# Gradient of a scalar function

• I
Hi, I am looking for a proof that explains why gradient is a vector that points to the greatest increase of a scalar function at a given point p.

http://math.stackexchange.com/quest...always-be-directed-in-an-increasing-direction

I understand the proof here. But.. the idea here is del(f)*dl = df is maximized when del(f) and dl point to the same direction, and that maximizes df. Then we have to first consider the direction of dl to verify where del(f) points to.

If we assume that there is a multivariable function f(x1, x2, x3, . . . xn)
and lets say that the derivative with respect to xj is a negative value at p0.
(also derivatives with respect to other variable x1, x2, x3 . . . xn are positive)

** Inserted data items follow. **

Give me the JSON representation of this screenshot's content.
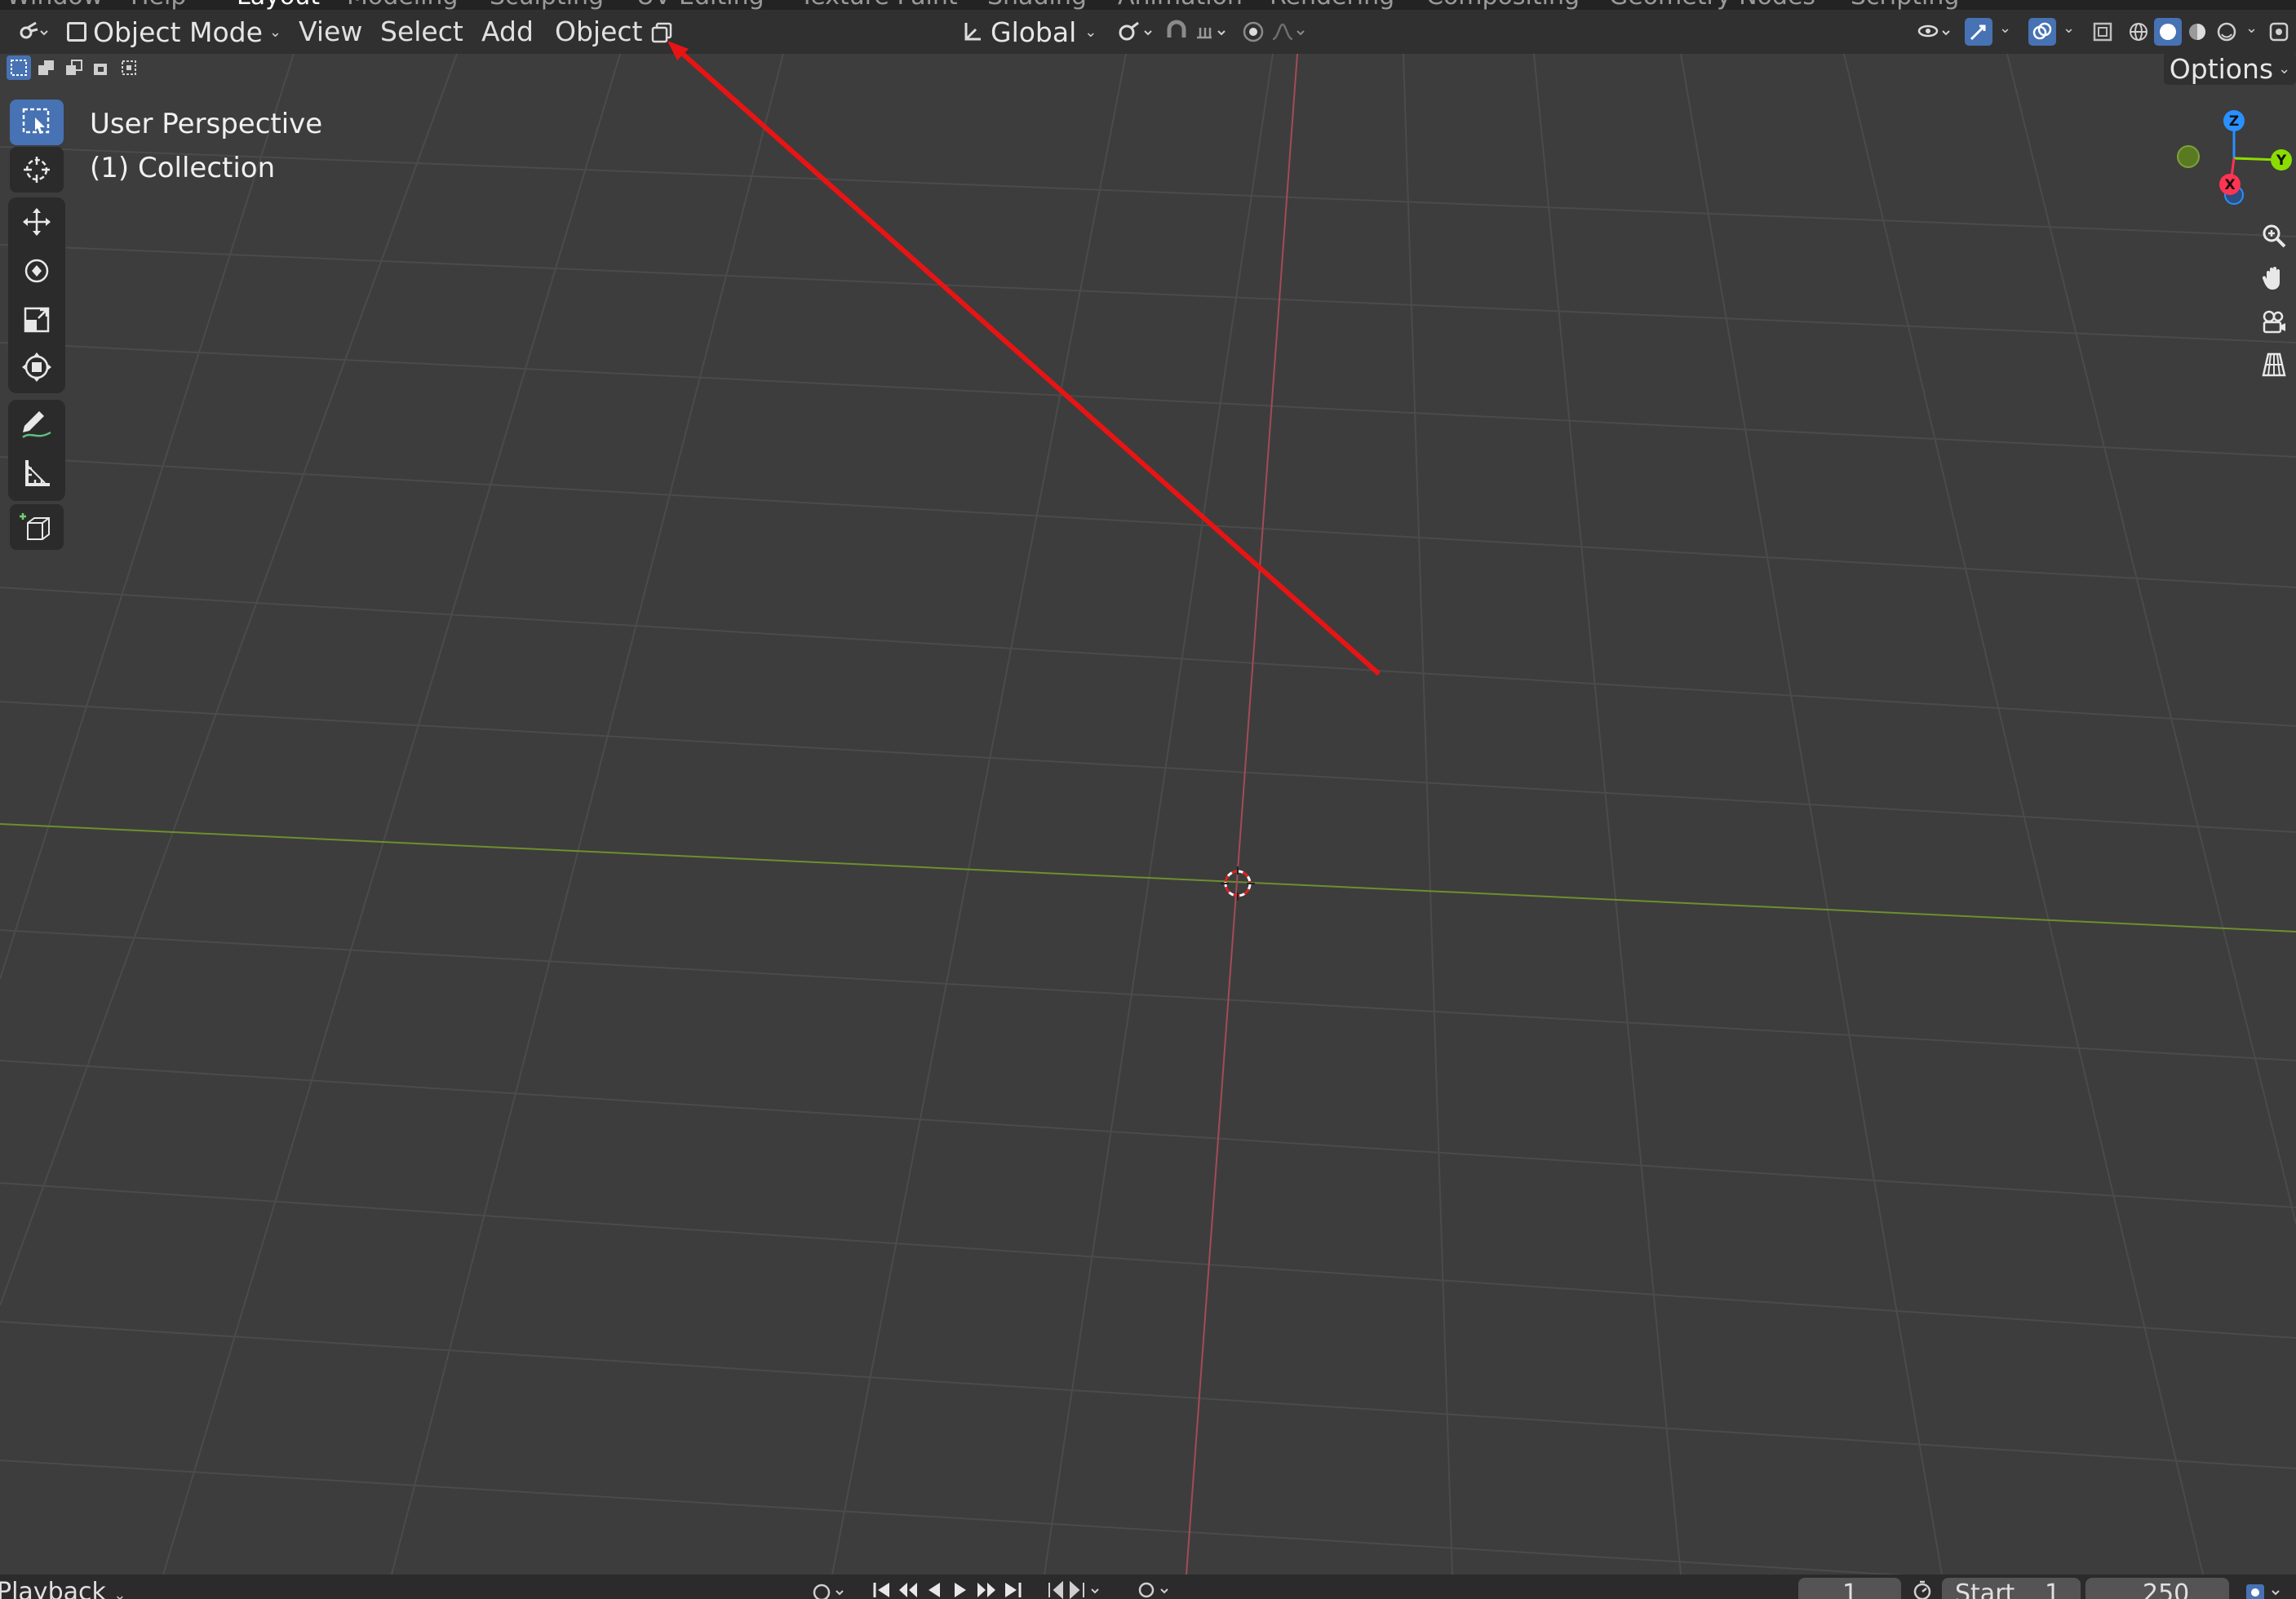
{
  "top_bar": {
    "menus": [
      "Window",
      "Help"
    ],
    "workspace_tabs": [
      "Layout",
      "Modeling",
      "Sculpting",
      "UV Editing",
      "Texture Paint",
      "Shading",
      "Animation",
      "Rendering",
      "Compositing",
      "Geometry Nodes",
      "Scripting"
    ],
    "active_tab": "Layout"
  },
  "header": {
    "mode": "Object Mode",
    "menus": [
      "View",
      "Select",
      "Add",
      "Object"
    ],
    "orientation": "Global",
    "options_label": "Options"
  },
  "viewport": {
    "perspective_label": "User Perspective",
    "collection_label": "(1) Collection",
    "gizmo_axes": [
      "Z",
      "Y",
      "X"
    ]
  },
  "toolbar": {
    "tools": [
      "select-box",
      "cursor",
      "move",
      "rotate",
      "scale",
      "transform",
      "annotate",
      "measure",
      "add-cube"
    ],
    "active_tool": "select-box"
  },
  "navigation": [
    "zoom",
    "pan",
    "camera",
    "perspective-toggle"
  ],
  "timeline": {
    "playback_label": "Playback",
    "current_frame": "1",
    "start_label": "Start",
    "start_frame": "1",
    "end_frame": "250"
  },
  "annotation": {
    "color": "#ff0000",
    "description_target": "object-menu-icon"
  },
  "colors": {
    "accent": "#4772b3",
    "x_axis": "#ff3352",
    "y_axis": "#8bdc00",
    "z_axis": "#2890ff",
    "background": "#3d3d3d"
  }
}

which indicates that the peak is at the left of the graph (at the negative direction with respect to point p0)
then, del(f)*dl = df will be maximized when df/dxj*(-dxj) because it would give positive incremental df, since the derivative is negative at p0.

also, we can do this because dl is a vector quantity so we can define its direction as we want it to be.
But, total differential doesnt take this into account. It just multiplies a small increment of each variable, dxi. and they all have the same sign.

I think this is a contradiction.

Twigg
Gold Member
I think what's confusing you is the use of ## dx_{j}##. In this context, it doesn't mean a small positive infinitesimal quantity, as it would in the context of integrating over an area, as in ##dA = dx dy##. In this context, ##dx_{j}## is meant to represent a displacement (be it positive or negative) in the ##x_{j}## coordinate. The author of the post you linked likely uses this notation because it agrees with the theory of differential forms. This works if you always remember that the dx's aren't the fundamental changes and treat them instead as parametric differentials. In other words, let ## (c_{1}, . . ., c_{n}) ## be the point you want to take the gradient of ## f(x_{1},...,x_{n}) ## (which must be smooth and non-critical at the point ##c##). Consider an arbitrary smooth regular curve through ##\vec{c}## given by ## \gamma (\epsilon) ## defined over a closed interval ##-a \leq \epsilon \leq +a ## where ##\gamma(0) = \vec{c}##. For an infinitesimally small increment ##d\epsilon## in the curve parameter ##\epsilon##, the displacement of the point ##\vec{c}## along the curve is given by the differential ##d\vec{\mathcal{l}} = \sum_{i} \dot{\gamma_{i}}(0) \vec{e}_{i} d\epsilon##. In that sense, each component differential ##dx{i} = \dot{\gamma_{i}}(0) \vec{e}_{i} d\epsilon## can be either positive or negative depending on the velocity of the curve ##\gamma## as it passes through point ##\vec{c}##.

I think what's confusing you is the use of ## dx_{j}##. In this context, it doesn't mean a small positive infinitesimal quantity, as it would in the context of integrating over an area, as in ##dA = dx dy##. In this context, ##dx_{j}## is meant to represent a displacement (be it positive or negative) in the ##x_{j}## coordinate. The author of the post you linked likely uses this notation because it agrees with the theory of differential forms. This works if you always remember that the dx's aren't the fundamental changes and treat them instead as parametric differentials. In other words, let ## (c_{1}, . . ., c_{n}) ## be the point you want to take the gradient of ## f(x_{1},...,x_{n}) ## (which must be smooth and non-critical at the point ##c##). Consider an arbitrary smooth regular curve through ##\vec{c}## given by ## \gamma (\epsilon) ## defined over a closed interval ##-a \leq \epsilon \leq +a ## where ##\gamma(0) = \vec{c}##. For an infinitesimally small increment ##d\epsilon## in the curve parameter ##\epsilon##, the displacement of the point ##\vec{c}## along the curve is given by the differential ##d\vec{\mathcal{l}} = \sum_{i} \dot{\gamma_{i}}(0) \vec{e}_{i} d\epsilon##. In that sense, each component differential ##dx{i} = \dot{\gamma_{i}}(0) \vec{e}_{i} d\epsilon## can be either positive or negative depending on the velocity of the curve ##\gamma## as it passes through point ##\vec{c}##.

But it seems still unclear to me somehow. well, i maybe asking you stupid questions but everything gets suspicious when I think too much of something.

1.
I thought that each incremental dxi should be all positive or all negative because that would give maximum df.

It is obvious that incremental df is dependent on the direction of increment hv at a given point p0.
if we look at the graph of f vs xj, because the derivative is negative, it should increase to the negative direction.
For each coordinate x1 to xn, we are free to choose the direction(either negative or positive) to increase the total differential sum of dl.
But the differential dxi has to have the same sign to maximize dl.

2.

Do you mean the parametrized differential dx by dx = lim(eps->0)|eps|?